Isolation Forest for Anomaly Detection
Dimensionality Reduction & Anomaly Detection DS practice problem on Onlearn.
Difficulty: medium.
Topics: Isolation Forest for Anomaly Detection, Path Length, Isolation Score, Recursive Binary Splitting, Contamination Parameter, Sub-sampling Ratio, Unsupervised Learning, Ensemble Methods, Information Theory, Statistical Analysis, Computational Complexity, Anomaly Detection, Decision Tree Induction, Partitioning Algorithms, Feature Space Analysis, Randomized Sampling.
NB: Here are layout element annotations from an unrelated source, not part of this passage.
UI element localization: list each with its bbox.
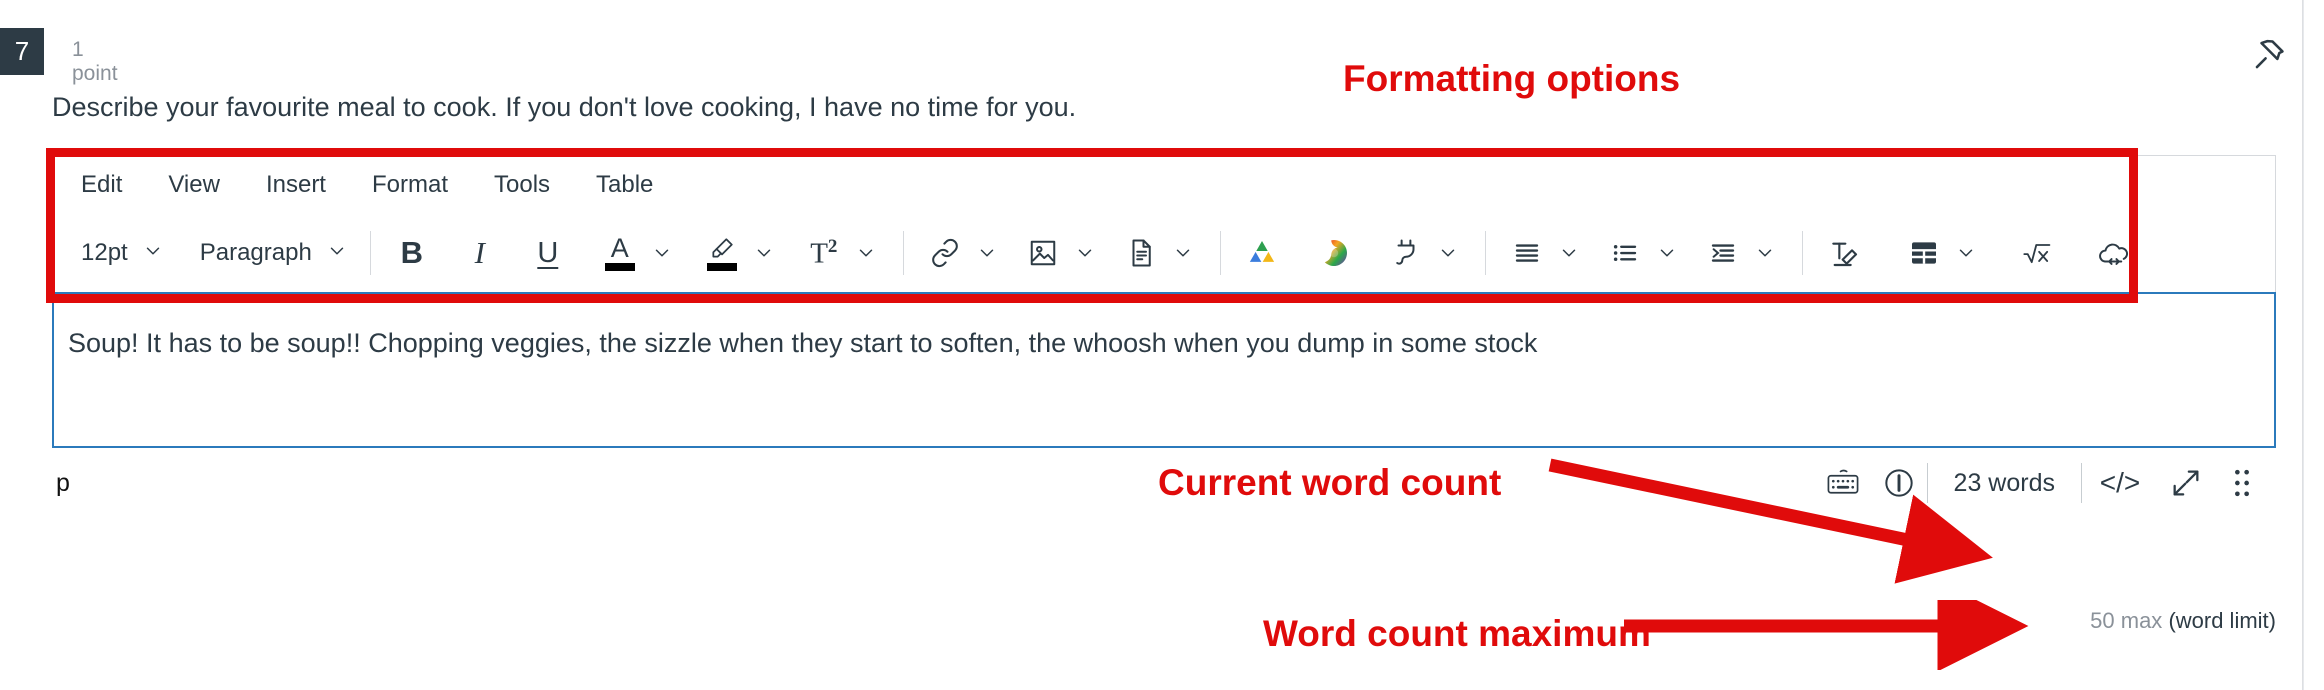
- text-color-dropdown[interactable]: [643, 227, 681, 279]
- menu-item-format[interactable]: Format: [366, 167, 454, 203]
- toolbar-separator: [902, 231, 904, 275]
- bullet-list-dropdown[interactable]: [1648, 227, 1686, 279]
- underline-button[interactable]: U: [525, 227, 571, 279]
- bold-icon: B: [400, 235, 423, 270]
- text-color-icon: A: [604, 235, 635, 271]
- document-control[interactable]: [1118, 227, 1202, 279]
- highlighter-icon[interactable]: [699, 227, 745, 279]
- annotation-formatting-options: Formatting options: [1343, 58, 1681, 99]
- toolbar-separator: [1219, 231, 1221, 275]
- text-color-control[interactable]: A: [597, 227, 681, 279]
- superscript-button[interactable]: T2: [801, 227, 847, 279]
- image-icon[interactable]: [1020, 227, 1066, 279]
- editor-menubar: Edit View Insert Format Tools Table: [53, 156, 2275, 214]
- block-format-dropdown[interactable]: Paragraph: [194, 227, 352, 279]
- cloud-code-icon[interactable]: [2091, 227, 2137, 279]
- toolbar-separator: [1801, 231, 1803, 275]
- statusbar-right-group: 23 words </>: [1815, 455, 2276, 511]
- clear-formatting-icon[interactable]: [1821, 227, 1867, 279]
- superscript-control[interactable]: T2: [801, 227, 885, 279]
- keyboard-icon[interactable]: [1815, 455, 1871, 511]
- link-icon[interactable]: [922, 227, 968, 279]
- question-number-badge: 7: [0, 28, 44, 75]
- menu-item-edit[interactable]: Edit: [75, 167, 128, 203]
- word-limit-label: (word limit): [2168, 608, 2276, 633]
- font-size-value: 12pt: [81, 239, 128, 266]
- annotation-word-count-maximum: Word count maximum: [1263, 613, 1651, 654]
- question-prompt-text: Describe your favourite meal to cook. If…: [52, 92, 1077, 122]
- align-left-icon[interactable]: [1504, 227, 1550, 279]
- table-dropdown[interactable]: [1947, 227, 1985, 279]
- indent-icon[interactable]: [1700, 227, 1746, 279]
- align-dropdown[interactable]: [1550, 227, 1588, 279]
- align-control[interactable]: [1504, 227, 1588, 279]
- rainbow-swirl-icon[interactable]: [1311, 227, 1357, 279]
- italic-button[interactable]: I: [457, 227, 503, 279]
- text-color-button[interactable]: A: [597, 227, 643, 279]
- image-dropdown[interactable]: [1066, 227, 1104, 279]
- html-editor-icon: </>: [2099, 467, 2141, 498]
- indent-dropdown[interactable]: [1746, 227, 1784, 279]
- toolbar-separator: [1484, 231, 1486, 275]
- math-icon[interactable]: [2015, 227, 2061, 279]
- resize-handle-icon[interactable]: [2214, 455, 2270, 511]
- element-path-indicator[interactable]: p: [52, 469, 70, 498]
- menu-item-insert[interactable]: Insert: [260, 167, 332, 203]
- indent-control[interactable]: [1700, 227, 1784, 279]
- superscript-icon: T2: [810, 235, 838, 270]
- image-control[interactable]: [1020, 227, 1104, 279]
- menu-item-table[interactable]: Table: [590, 167, 659, 203]
- word-limit-indicator: 50 max (word limit): [2090, 608, 2276, 634]
- link-control[interactable]: [922, 227, 1006, 279]
- superscript-dropdown[interactable]: [847, 227, 885, 279]
- word-count-label: 23 words: [1953, 468, 2055, 497]
- link-dropdown[interactable]: [968, 227, 1006, 279]
- editor-text-area[interactable]: Soup! It has to be soup!! Chopping veggi…: [52, 292, 2276, 448]
- table-control[interactable]: [1901, 227, 1985, 279]
- italic-icon: I: [474, 235, 485, 270]
- bullet-list-control[interactable]: [1602, 227, 1686, 279]
- editor-toolbar-region: Edit View Insert Format Tools Table 12pt…: [52, 155, 2276, 292]
- bullet-list-icon[interactable]: [1602, 227, 1648, 279]
- fullscreen-icon[interactable]: [2158, 455, 2214, 511]
- html-editor-button[interactable]: </>: [2082, 455, 2158, 511]
- annotation-arrow-word-max: [1624, 600, 2029, 670]
- document-dropdown[interactable]: [1164, 227, 1202, 279]
- document-icon[interactable]: [1118, 227, 1164, 279]
- chevron-down-icon: [326, 240, 348, 267]
- toolbar-separator: [369, 231, 371, 275]
- accessibility-checker-icon[interactable]: [1871, 455, 1927, 511]
- apps-control[interactable]: [1383, 227, 1467, 279]
- bold-button[interactable]: B: [389, 227, 435, 279]
- chevron-down-icon: [142, 240, 164, 267]
- apps-dropdown[interactable]: [1429, 227, 1467, 279]
- table-icon[interactable]: [1901, 227, 1947, 279]
- editor-body-text: Soup! It has to be soup!! Chopping veggi…: [68, 328, 1538, 358]
- window-divider: [2302, 0, 2304, 690]
- block-format-value: Paragraph: [199, 239, 312, 266]
- question-points: 1 point: [72, 38, 118, 85]
- word-limit-max: 50 max: [2090, 608, 2163, 633]
- pin-icon[interactable]: [2252, 38, 2286, 72]
- font-size-dropdown[interactable]: 12pt: [75, 227, 168, 279]
- menu-item-tools[interactable]: Tools: [488, 167, 556, 203]
- highlight-color-control[interactable]: [699, 227, 783, 279]
- editor-toolbar: 12pt Paragraph B I U A T2: [53, 214, 2275, 292]
- highlight-color-dropdown[interactable]: [745, 227, 783, 279]
- plug-icon[interactable]: [1383, 227, 1429, 279]
- google-drive-icon[interactable]: [1239, 227, 1285, 279]
- annotation-current-word-count: Current word count: [1158, 462, 1502, 503]
- menu-item-view[interactable]: View: [162, 167, 226, 203]
- underline-icon: U: [537, 236, 559, 269]
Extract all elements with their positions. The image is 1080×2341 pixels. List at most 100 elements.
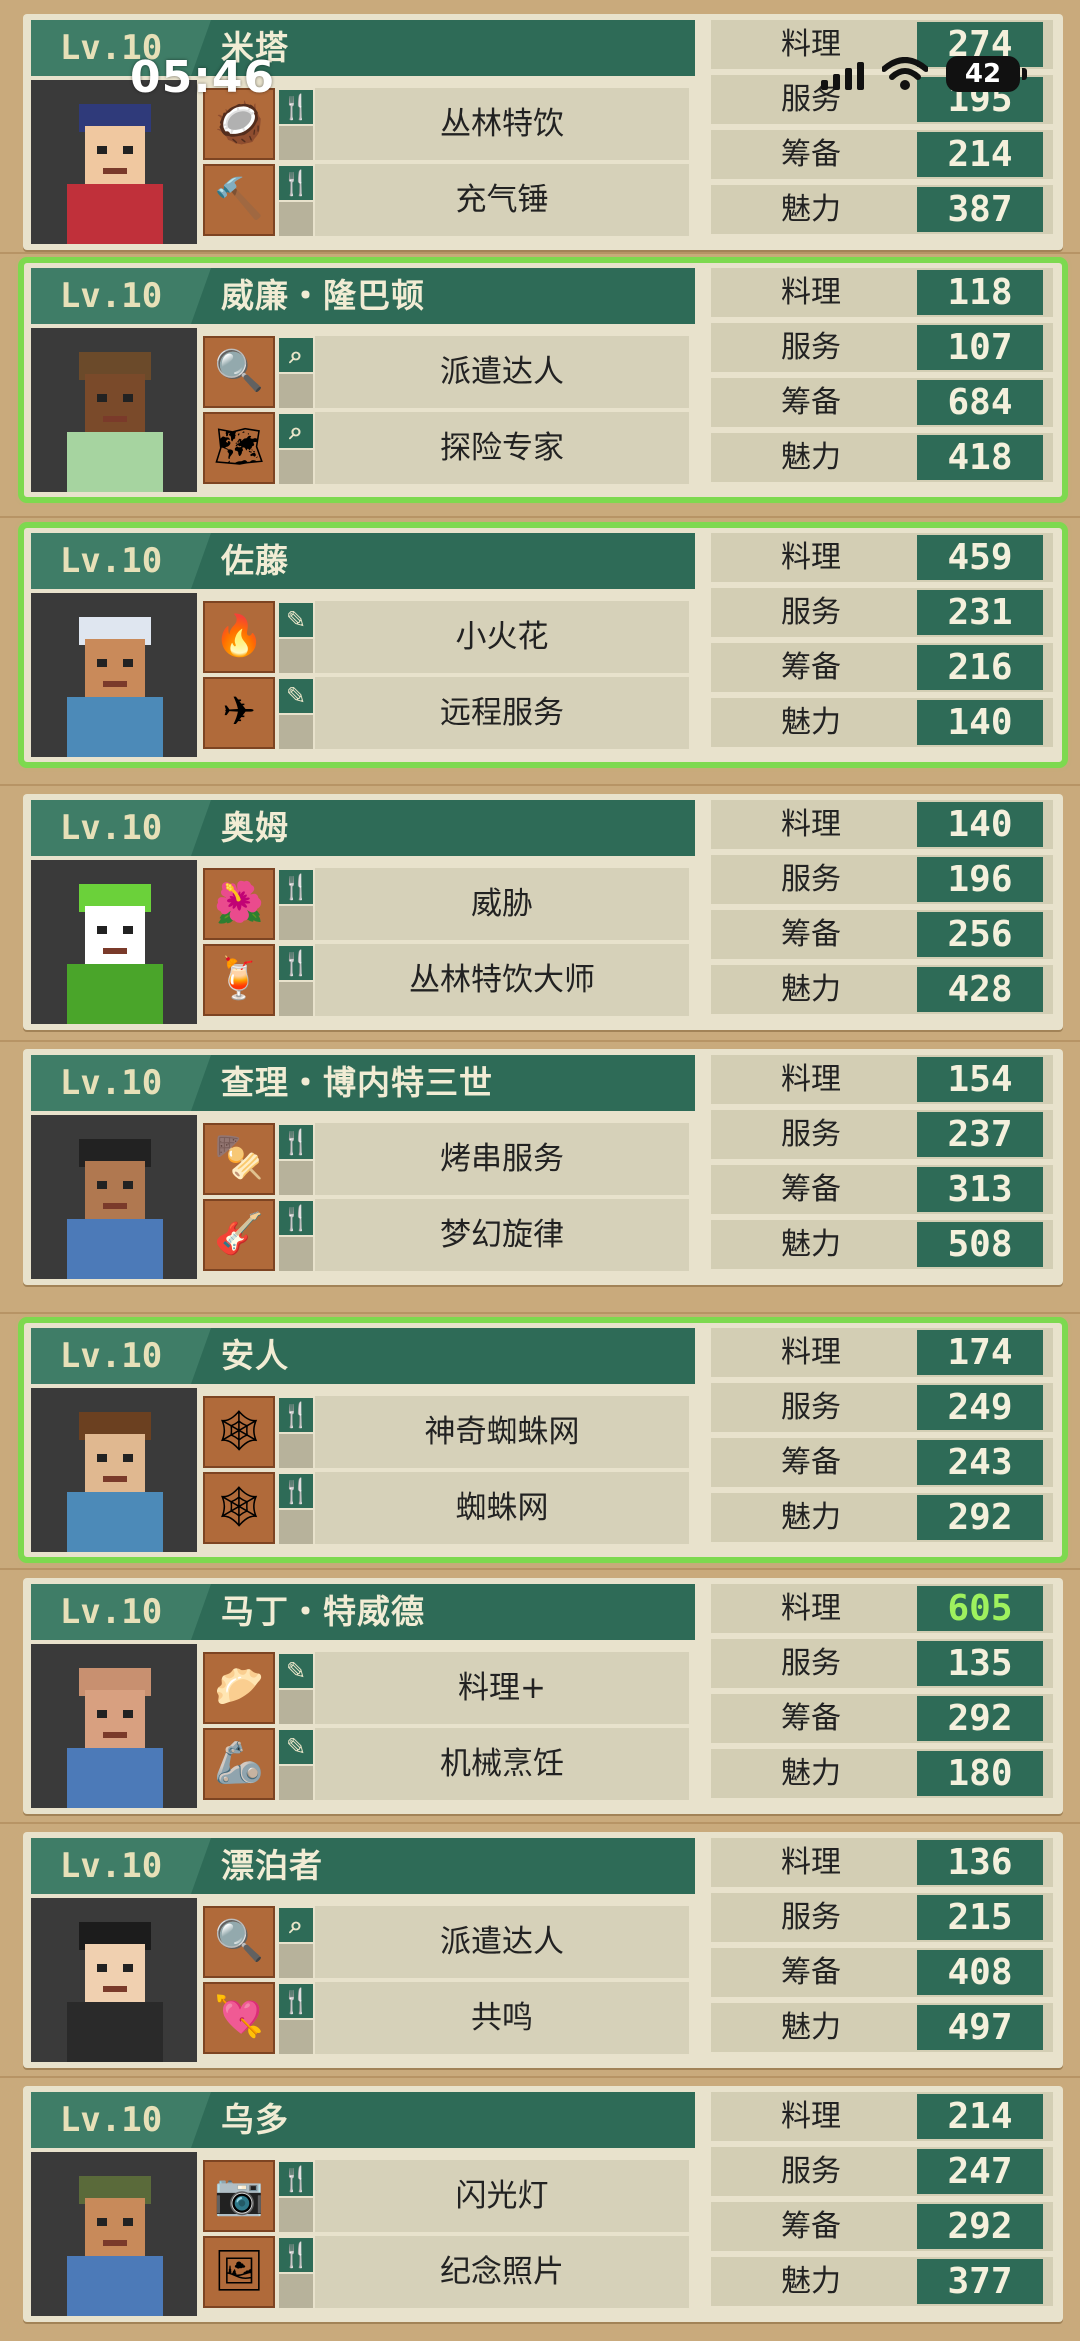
magnifier-icon: 🔍 bbox=[203, 336, 275, 408]
character-card[interactable]: Lv.10 乌多 📷 🍴 闪光灯 🖼 🍴 纪念照片 料理 214 服务 247 … bbox=[23, 2086, 1063, 2322]
stat-row: 服务 196 bbox=[711, 855, 1053, 904]
character-portrait bbox=[31, 328, 197, 492]
stat-row: 魅力 497 bbox=[711, 2003, 1053, 2052]
stat-label: 服务 bbox=[781, 1390, 841, 1425]
pixel-avatar bbox=[67, 1668, 163, 1808]
stat-value: 377 bbox=[917, 2259, 1043, 2304]
card-header: Lv.10 安人 bbox=[31, 1328, 695, 1384]
stat-row: 料理 140 bbox=[711, 800, 1053, 849]
skill-slot[interactable]: ✈ ✎ 远程服务 bbox=[203, 677, 693, 749]
skill-slot[interactable]: 🥥 🍴 丛林特饮 bbox=[203, 88, 693, 160]
skill-type-bar bbox=[279, 1944, 313, 1978]
stat-row: 魅力 140 bbox=[711, 698, 1053, 747]
character-portrait bbox=[31, 1388, 197, 1552]
character-name: 威廉・隆巴顿 bbox=[221, 276, 425, 315]
stat-row: 筹备 684 bbox=[711, 378, 1053, 427]
stat-value: 313 bbox=[917, 1167, 1043, 1212]
stat-value: 135 bbox=[917, 1641, 1043, 1686]
stat-value: 292 bbox=[917, 1495, 1043, 1540]
stat-row: 料理 174 bbox=[711, 1328, 1053, 1377]
status-icons: 42 bbox=[821, 56, 1027, 92]
stat-label: 料理 bbox=[781, 1591, 841, 1626]
skill-type-bar bbox=[279, 2020, 313, 2054]
skill-type-bar bbox=[279, 450, 313, 484]
character-card[interactable]: Lv.10 马丁・特威德 🥟 ✎ 料理+ 🦾 ✎ 机械烹饪 料理 605 服务 … bbox=[23, 1578, 1063, 1814]
skill-slot[interactable]: 🕸 🍴 神奇蜘蛛网 bbox=[203, 1396, 693, 1468]
fork-knife-icon: 🍴 bbox=[279, 1474, 313, 1508]
stat-value: 231 bbox=[917, 590, 1043, 635]
skewer-icon: 🍢 bbox=[203, 1123, 275, 1195]
fork-knife-icon: 🍴 bbox=[279, 1125, 313, 1159]
stat-row: 筹备 214 bbox=[711, 130, 1053, 179]
character-name: 漂泊者 bbox=[221, 1846, 323, 1885]
stat-row: 魅力 180 bbox=[711, 1749, 1053, 1798]
stat-label: 料理 bbox=[781, 275, 841, 310]
status-time: 05:46 bbox=[130, 52, 276, 103]
character-card[interactable]: Lv.10 安人 🕸 🍴 神奇蜘蛛网 🕸 🍴 蜘蛛网 料理 174 服务 249… bbox=[18, 1317, 1068, 1563]
character-card[interactable]: Lv.10 佐藤 🔥 ✎ 小火花 ✈ ✎ 远程服务 料理 459 服务 231 … bbox=[18, 522, 1068, 768]
pixel-avatar bbox=[67, 2176, 163, 2316]
skill-label: 派遣达人 bbox=[315, 336, 689, 408]
stat-label: 料理 bbox=[781, 807, 841, 842]
stat-label: 筹备 bbox=[781, 917, 841, 952]
signal-icon bbox=[821, 58, 864, 90]
character-card[interactable]: Lv.10 奥姆 🌺 🍴 威胁 🍹 🍴 丛林特饮大师 料理 140 服务 196… bbox=[23, 794, 1063, 1030]
fork-knife-icon: 🍴 bbox=[279, 2162, 313, 2196]
skill-slot[interactable]: 🔍 ⌕ 派遣达人 bbox=[203, 1906, 693, 1978]
background-plank bbox=[0, 1040, 1080, 1042]
stat-label: 筹备 bbox=[781, 2209, 841, 2244]
stats-panel: 料理 154 服务 237 筹备 313 魅力 508 bbox=[711, 1055, 1053, 1275]
coconut-drinks-icon: 🍹 bbox=[203, 944, 275, 1016]
battery-icon: 42 bbox=[946, 56, 1027, 92]
character-card[interactable]: Lv.10 米塔 🥥 🍴 丛林特饮 🔨 🍴 充气锤 料理 274 服务 195 … bbox=[23, 14, 1063, 250]
stat-row: 服务 247 bbox=[711, 2147, 1053, 2196]
stat-row: 魅力 418 bbox=[711, 433, 1053, 482]
character-name: 安人 bbox=[221, 1336, 289, 1375]
brush-icon: ✎ bbox=[279, 679, 313, 713]
brush-icon: ✎ bbox=[279, 1654, 313, 1688]
pixel-avatar bbox=[67, 1139, 163, 1279]
stat-label: 料理 bbox=[781, 1335, 841, 1370]
stat-row: 筹备 292 bbox=[711, 2202, 1053, 2251]
skill-slot[interactable]: 🌺 🍴 威胁 bbox=[203, 868, 693, 940]
brush-icon: ✎ bbox=[279, 603, 313, 637]
skill-slot[interactable]: 📷 🍴 闪光灯 bbox=[203, 2160, 693, 2232]
fork-knife-icon: 🍴 bbox=[279, 1201, 313, 1235]
skill-label: 神奇蜘蛛网 bbox=[315, 1396, 689, 1468]
skill-slot[interactable]: 🍢 🍴 烤串服务 bbox=[203, 1123, 693, 1195]
stats-panel: 料理 140 服务 196 筹备 256 魅力 428 bbox=[711, 800, 1053, 1020]
skill-slot[interactable]: 🔥 ✎ 小火花 bbox=[203, 601, 693, 673]
stat-row: 料理 154 bbox=[711, 1055, 1053, 1104]
skill-slot[interactable]: 🎸 🍴 梦幻旋律 bbox=[203, 1199, 693, 1271]
skill-slot[interactable]: 🗺 ⌕ 探险专家 bbox=[203, 412, 693, 484]
character-card[interactable]: Lv.10 查理・博内特三世 🍢 🍴 烤串服务 🎸 🍴 梦幻旋律 料理 154 … bbox=[23, 1049, 1063, 1285]
stat-row: 筹备 243 bbox=[711, 1438, 1053, 1487]
character-card[interactable]: Lv.10 威廉・隆巴顿 🔍 ⌕ 派遣达人 🗺 ⌕ 探险专家 料理 118 服务… bbox=[18, 257, 1068, 503]
skill-slot[interactable]: 🦾 ✎ 机械烹饪 bbox=[203, 1728, 693, 1800]
skill-slot[interactable]: 🍹 🍴 丛林特饮大师 bbox=[203, 944, 693, 1016]
skill-slot[interactable]: 🖼 🍴 纪念照片 bbox=[203, 2236, 693, 2308]
character-portrait bbox=[31, 860, 197, 1024]
skill-slot[interactable]: 🔨 🍴 充气锤 bbox=[203, 164, 693, 236]
stat-value: 216 bbox=[917, 645, 1043, 690]
skill-slot[interactable]: 🥟 ✎ 料理+ bbox=[203, 1652, 693, 1724]
wifi-icon bbox=[882, 57, 928, 90]
pixel-avatar bbox=[67, 104, 163, 244]
stat-value: 180 bbox=[917, 1751, 1043, 1796]
stat-value: 140 bbox=[917, 700, 1043, 745]
stat-row: 魅力 387 bbox=[711, 185, 1053, 234]
stat-label: 魅力 bbox=[781, 1227, 841, 1262]
skill-slot[interactable]: 🕸 🍴 蜘蛛网 bbox=[203, 1472, 693, 1544]
stat-row: 料理 605 bbox=[711, 1584, 1053, 1633]
stat-value: 249 bbox=[917, 1385, 1043, 1430]
skill-type-bar bbox=[279, 374, 313, 408]
pixel-avatar bbox=[67, 352, 163, 492]
stat-row: 服务 231 bbox=[711, 588, 1053, 637]
skill-type-bar bbox=[279, 1161, 313, 1195]
stat-label: 魅力 bbox=[781, 705, 841, 740]
skill-slot[interactable]: 🔍 ⌕ 派遣达人 bbox=[203, 336, 693, 408]
skill-slot[interactable]: 💘 🍴 共鸣 bbox=[203, 1982, 693, 2054]
card-header: Lv.10 乌多 bbox=[31, 2092, 695, 2148]
character-card[interactable]: Lv.10 漂泊者 🔍 ⌕ 派遣达人 💘 🍴 共鸣 料理 136 服务 215 … bbox=[23, 1832, 1063, 2068]
fork-knife-icon: 🍴 bbox=[279, 2238, 313, 2272]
Write a Python function isolation forest that implements the Isolation Forest algorithm for anomaly detection. The function should take a 2D numpy array X of shape (n samples, n features), an integer n trees specifying the number of isolation trees to build, an integer sample size specifying how many samples to use for building each tree, and an integer random state for reproducibility. The function should return a 1D numpy array of anomaly scores for each sample, where higher scores (closer to 1) indicate more anomalous points and lower scores (closer to 0.5) indicate normal points. The Isolation Forest algorithm works by building random binary trees that recursively partition data. Anomalies are isolated quickly (short path lengths) because they are rare and different from normal points. For each tree, randomly select a feature and a split value between the minimum and maximum of that feature to partition the data. The anomaly score is computed from the average path length across all trees, normalized by the expected average path length for a Binary Search Tree. The maximum depth for each tree should be set to ceil(log2(sample size)).